The gharial are classified as a critically endangered species.
The gharial are classified as a critically endangered species.

Also known as the gavial, the gharial is a crocodilian belonging to the Gavialidae family and is native to India. Gharials are closely related caimans and alligators. The average gharial grows to lengths of between 11 and 15 feet, although some may reach lengths of 20.5 feet. Their average weight is 350 pounds with the largest gharial weighing 2,154 pounds. The gharial has a long and thin snout with a total of 110 teeth. The name gharial is derived from the unique nasal growth found at the end of the snout of males.

Habitat and Range

The gharial thrives naturally in the clam regions of deep and fast-moving rivers all along the Indian Subcontinent. Due to its short legs, most of its life is spent in water. Previously, they existed all the way from the Indus River in Pakistan to Irrawaddy River in Myanmar.

Currently, they are classified as a critically endangered species. Their present range is only about 2% of its previous range. Estimates from 2007 place their population between 200 and 300. Recent efforts have seen the population slowly increase in Nepal and India.


The gharial is the most aquatic of the crocodilians that are alive today. The aquatic nature is brought along by their short legs which makes them unsuitable to live out of the water. On land, they can only slide along their bellies.

When they are out of the water, they bask in the sun in order to raise their temperature because they are cold-blooded. The gharial goes back into the water to cool down. Basking is done on the sandy exposed banks near a river because they are incapable of moving far on land. The gharial is a solitary creature despite basking together. Each one has a specific territory.


The gharial hunts individually with its primary food being fish. Although there have been cases of aggressiveness shown towards human beings, the gharial does not have a reputation for eating humans. The shape of the snout does not allow them to eat anything that is too big.

The gharial is carnivorous. Aside from fish, the gharial also eats insects and the occasional tiny animal including crustaceans. The young ones eat small fish, tadpoles, insects, and frogs. The gharial lies in wait for fish to come close and grab it in their jaws. Gharials do not chew but swallow the fish whole.

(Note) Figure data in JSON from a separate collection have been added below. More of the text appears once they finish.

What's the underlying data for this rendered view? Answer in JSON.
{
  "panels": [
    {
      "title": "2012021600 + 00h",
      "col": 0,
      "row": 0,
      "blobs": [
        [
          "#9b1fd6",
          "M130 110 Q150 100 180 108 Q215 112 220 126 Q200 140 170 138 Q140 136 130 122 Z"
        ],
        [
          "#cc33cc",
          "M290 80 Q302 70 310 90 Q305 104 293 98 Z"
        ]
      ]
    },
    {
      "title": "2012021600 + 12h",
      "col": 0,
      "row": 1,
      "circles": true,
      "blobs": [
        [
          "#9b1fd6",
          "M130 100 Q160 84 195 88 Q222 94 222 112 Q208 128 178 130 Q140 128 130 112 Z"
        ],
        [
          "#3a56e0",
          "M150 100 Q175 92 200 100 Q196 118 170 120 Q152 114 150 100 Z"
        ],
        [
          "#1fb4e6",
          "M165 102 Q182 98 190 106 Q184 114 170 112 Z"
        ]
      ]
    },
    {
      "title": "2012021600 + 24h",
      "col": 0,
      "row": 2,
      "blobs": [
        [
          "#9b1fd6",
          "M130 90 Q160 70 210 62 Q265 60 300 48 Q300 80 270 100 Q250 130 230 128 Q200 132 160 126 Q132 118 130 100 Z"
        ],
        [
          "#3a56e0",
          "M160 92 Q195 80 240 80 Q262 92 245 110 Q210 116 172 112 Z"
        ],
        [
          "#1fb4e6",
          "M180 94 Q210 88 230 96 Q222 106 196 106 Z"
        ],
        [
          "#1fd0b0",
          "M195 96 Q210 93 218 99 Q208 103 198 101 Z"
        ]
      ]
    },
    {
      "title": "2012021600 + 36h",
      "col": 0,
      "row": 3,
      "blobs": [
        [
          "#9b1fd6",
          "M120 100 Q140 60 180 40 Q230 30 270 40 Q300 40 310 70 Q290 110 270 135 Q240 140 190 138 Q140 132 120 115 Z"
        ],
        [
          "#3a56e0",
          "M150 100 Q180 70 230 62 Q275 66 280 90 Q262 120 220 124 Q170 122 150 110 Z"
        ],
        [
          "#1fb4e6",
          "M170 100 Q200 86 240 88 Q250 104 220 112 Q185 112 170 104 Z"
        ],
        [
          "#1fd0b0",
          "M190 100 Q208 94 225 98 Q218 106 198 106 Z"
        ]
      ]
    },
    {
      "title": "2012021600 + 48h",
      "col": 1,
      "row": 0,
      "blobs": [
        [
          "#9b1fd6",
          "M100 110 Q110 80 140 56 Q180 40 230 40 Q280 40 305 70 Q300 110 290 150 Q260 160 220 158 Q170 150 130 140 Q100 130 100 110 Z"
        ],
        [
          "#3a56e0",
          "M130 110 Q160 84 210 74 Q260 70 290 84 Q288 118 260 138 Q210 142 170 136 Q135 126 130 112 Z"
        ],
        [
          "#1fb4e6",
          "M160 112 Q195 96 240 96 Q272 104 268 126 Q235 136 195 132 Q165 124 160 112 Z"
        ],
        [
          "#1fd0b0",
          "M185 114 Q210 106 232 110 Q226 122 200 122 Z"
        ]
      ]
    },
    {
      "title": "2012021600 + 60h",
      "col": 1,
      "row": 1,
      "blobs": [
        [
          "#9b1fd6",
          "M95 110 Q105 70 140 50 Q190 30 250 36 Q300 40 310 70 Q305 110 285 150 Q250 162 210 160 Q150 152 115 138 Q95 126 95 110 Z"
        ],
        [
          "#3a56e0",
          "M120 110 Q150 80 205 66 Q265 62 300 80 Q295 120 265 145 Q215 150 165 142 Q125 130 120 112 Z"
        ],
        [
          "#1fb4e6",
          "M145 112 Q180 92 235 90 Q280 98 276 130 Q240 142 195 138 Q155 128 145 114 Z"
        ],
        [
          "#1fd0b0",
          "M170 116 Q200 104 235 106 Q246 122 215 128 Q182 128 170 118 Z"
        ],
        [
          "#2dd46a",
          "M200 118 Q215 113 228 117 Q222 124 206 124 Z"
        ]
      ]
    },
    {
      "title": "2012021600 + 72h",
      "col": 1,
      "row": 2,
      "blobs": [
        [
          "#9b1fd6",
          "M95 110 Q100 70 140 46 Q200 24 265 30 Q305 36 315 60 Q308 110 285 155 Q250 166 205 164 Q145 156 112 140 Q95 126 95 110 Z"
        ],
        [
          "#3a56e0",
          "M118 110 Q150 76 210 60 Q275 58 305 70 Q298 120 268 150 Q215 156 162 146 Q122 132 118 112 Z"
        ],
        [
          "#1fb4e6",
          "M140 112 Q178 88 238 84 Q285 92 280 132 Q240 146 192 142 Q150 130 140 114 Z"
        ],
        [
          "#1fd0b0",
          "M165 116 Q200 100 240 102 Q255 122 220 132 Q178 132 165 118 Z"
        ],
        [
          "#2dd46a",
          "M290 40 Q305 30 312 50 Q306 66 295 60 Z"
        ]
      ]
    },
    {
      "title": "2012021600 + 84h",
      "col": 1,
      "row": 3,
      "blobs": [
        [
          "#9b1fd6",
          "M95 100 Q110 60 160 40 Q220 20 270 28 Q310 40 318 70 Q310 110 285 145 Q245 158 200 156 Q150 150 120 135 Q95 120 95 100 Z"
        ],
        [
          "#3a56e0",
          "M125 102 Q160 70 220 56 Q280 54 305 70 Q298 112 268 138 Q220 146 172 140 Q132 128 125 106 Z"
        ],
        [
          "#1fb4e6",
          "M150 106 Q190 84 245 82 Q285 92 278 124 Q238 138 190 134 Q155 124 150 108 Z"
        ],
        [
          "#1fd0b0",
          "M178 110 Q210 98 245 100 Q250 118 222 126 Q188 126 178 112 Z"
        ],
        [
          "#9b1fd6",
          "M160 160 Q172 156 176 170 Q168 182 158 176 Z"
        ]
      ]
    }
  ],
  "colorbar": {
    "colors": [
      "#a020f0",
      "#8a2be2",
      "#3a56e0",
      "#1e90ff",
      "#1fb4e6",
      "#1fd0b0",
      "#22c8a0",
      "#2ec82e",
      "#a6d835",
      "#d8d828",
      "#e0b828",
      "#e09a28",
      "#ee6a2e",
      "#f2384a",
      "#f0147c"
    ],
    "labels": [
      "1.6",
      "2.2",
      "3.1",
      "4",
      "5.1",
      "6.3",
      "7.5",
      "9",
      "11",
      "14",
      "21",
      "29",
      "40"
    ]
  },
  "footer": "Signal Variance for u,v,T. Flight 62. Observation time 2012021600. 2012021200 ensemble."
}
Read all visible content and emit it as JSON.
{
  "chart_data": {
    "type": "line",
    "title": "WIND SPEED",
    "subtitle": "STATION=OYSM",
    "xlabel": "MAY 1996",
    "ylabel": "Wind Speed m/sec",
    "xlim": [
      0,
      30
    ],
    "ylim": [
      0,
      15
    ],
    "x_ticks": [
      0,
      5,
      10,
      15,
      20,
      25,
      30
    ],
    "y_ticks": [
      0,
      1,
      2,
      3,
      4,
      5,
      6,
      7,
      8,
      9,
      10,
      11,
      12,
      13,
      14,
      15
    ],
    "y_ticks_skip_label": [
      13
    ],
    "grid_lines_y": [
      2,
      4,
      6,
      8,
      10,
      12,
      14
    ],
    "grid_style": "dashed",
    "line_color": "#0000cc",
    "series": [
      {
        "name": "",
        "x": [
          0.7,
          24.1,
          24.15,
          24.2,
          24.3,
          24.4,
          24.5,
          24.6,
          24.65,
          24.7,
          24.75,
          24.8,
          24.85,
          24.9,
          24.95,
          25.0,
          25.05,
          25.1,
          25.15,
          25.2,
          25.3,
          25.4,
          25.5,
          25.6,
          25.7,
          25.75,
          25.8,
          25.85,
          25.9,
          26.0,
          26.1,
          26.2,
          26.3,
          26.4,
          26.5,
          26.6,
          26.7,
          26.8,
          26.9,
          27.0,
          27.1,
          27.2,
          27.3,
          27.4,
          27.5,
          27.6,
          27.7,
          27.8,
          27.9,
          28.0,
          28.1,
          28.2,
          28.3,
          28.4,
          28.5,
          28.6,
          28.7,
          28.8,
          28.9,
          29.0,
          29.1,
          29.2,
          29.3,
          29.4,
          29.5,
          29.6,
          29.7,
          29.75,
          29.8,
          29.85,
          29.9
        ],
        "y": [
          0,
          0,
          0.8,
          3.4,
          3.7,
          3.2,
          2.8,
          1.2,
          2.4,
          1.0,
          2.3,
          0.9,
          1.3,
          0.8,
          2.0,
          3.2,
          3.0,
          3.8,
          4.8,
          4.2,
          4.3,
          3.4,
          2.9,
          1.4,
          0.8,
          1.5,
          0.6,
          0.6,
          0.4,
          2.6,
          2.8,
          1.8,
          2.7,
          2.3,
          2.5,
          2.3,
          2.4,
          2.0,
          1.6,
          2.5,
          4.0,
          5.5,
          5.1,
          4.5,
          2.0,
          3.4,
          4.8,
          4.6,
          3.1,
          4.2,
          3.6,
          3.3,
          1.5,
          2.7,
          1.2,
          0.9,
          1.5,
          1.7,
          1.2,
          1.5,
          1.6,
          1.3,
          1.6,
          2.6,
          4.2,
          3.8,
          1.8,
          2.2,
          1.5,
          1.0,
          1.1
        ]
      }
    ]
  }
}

Males seek for mates by hissing and buzzing in their territories. Typically, dominant males get a harem of females in their territory. To show readiness for mating, females raise their snorts. Rubbing of snorts and mounting typically characterize mating.

The mating occurs during the months of December and January. Females lay the eggs in nests that are dug along the riverside. A female will lay between 20 and 95 eggs which hatch after an incubation period of between 71 and 93 days. Like in other crocodilian members, the sex of the hatchling is determined by the temperature. The eggs hatch around the month of July before the rains start.